Dr David Ley’s recent Psychology Today article, which argues that closeted bisexual men are being incorrectly diagnosed as sex addicts, raises an issue of relevance to all bisexual people: namely that suppressing unwanted sexual desire can seriously impact our health and wellbeing.
Ley details his clinical experience of bisexual men, married to women, who are troubled by their same-sex attractions and secretly engage in risky and prolific sex with strangers. When such men seek treatment, therapists overlook the individual’s sexual orientation, and opt to diagnose sex addiction.
Ley questions the diagnosis, believing instead that intense stigma around male bisexuality leads some bisexual men to attempt to suppress their same-sex desire. This suppression then leads to explosive outbursts of desire, which in turn can lead to promiscuous behavior. This behavior can then cause relationship and health issues. These men see their same-sex desires as symptoms of a disease which needs to be treated. So do the therapists, hence the addiction label.
I think Ley makes a strong case, and his call for greater understanding of and support for bisexual men is welcome. But I’d add that you don’t have to be married, male or closeted to experience the internalised homophobia and biphobia that can lead to suppression of unwanted sexual desire. Compulsive sexual behaviour is also not an inevitable consequence of suppression. Unhappiness and low self-esteem might be the more common, if less exciting, results of trying to suppress your natural sexual inclinations.
If we’re uncomfortable with our bisexuality, then it’s understandable that we might try to suppress or avoid unwanted sexual desires. Some bisexual people may even have received misguided advice to focus only on their opposite sex desires, as a way of avoiding the prejudice and oppression aimed at same-sex desire and relationships. While same-sex desire is the most likely target of suppression, some bisexual people might want to suppress opposite sex attraction for fear that it might alienate them from a gay partner or community.
When I was younger I was often troubled by my same-sex desires. I reasoned to myself that as I had sexual desires for both men and women, I could choose to focus my sexual fantasy and behavior on women only. This way I could still be sexually satisfied and happy, while also avoiding the struggle of coming out and dealing with prejudice.
The problem is that suppression just doesn’t work. Sexual desire arises naturally whether we want it to or not. By ignoring it or pushing it away, as the men in David Ley’s article did, it actually becomes more insistent and more of a feature in your life than it would otherwise be. The process of battling unwanted sexual desires wastes mental energy, and guarantees that you’ll remain uncomfortable with your bisexuality. And if you’re uncomfortable with being bisexual, then that will undermine your confidence and diminish your overall wellbeing.
To become comfortable in your skin as a bisexual person, you have to give yourself permission to experience all of your sexual desire. When I gave up on trying to push away my same-sex desires, I experienced a new sense of peace and calm. It was a significant moment in my journey to self-acceptance and wellbeing.

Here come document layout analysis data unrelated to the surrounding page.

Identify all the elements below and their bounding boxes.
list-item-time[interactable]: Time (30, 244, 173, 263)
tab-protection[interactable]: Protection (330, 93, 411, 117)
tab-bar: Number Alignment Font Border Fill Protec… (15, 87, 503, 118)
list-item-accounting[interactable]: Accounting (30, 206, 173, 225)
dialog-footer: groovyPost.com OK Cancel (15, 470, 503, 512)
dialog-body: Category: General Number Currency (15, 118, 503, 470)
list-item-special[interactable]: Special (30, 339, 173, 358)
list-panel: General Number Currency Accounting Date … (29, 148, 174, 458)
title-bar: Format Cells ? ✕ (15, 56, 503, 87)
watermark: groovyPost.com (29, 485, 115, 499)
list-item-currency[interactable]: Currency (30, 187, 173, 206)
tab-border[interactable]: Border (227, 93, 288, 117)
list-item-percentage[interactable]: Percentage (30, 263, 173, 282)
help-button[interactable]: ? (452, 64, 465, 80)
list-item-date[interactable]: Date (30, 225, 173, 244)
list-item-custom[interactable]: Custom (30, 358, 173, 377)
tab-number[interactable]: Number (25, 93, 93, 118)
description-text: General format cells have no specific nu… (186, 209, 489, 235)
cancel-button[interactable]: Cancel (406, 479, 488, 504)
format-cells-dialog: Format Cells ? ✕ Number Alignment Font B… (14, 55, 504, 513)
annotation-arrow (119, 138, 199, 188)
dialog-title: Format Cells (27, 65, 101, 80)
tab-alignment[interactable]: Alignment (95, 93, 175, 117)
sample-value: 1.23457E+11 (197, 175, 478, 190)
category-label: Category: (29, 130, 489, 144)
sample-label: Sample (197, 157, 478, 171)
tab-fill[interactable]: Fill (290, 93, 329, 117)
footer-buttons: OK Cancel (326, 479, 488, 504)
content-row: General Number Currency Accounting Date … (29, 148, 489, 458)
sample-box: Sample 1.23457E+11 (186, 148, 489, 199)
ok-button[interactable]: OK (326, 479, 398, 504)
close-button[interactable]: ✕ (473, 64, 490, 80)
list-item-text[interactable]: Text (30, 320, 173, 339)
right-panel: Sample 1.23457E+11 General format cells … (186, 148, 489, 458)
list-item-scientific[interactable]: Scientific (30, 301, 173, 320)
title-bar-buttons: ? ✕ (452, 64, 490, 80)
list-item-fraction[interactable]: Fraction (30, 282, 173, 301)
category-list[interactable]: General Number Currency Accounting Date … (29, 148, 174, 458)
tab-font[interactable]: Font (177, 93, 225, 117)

How you behave sexually is up to you and will differ for every individual. But when it comes to your inner life, the key thing is to allow your desires to run free. Let your private world of fantasy and desire be a liberal, relaxing place. You don’t need an internal police force to monitor what’s going on there. Everything is permitted!
An enduring sense of wellbeing can only develop when we’re free to experience and enjoy attraction to whoever we like.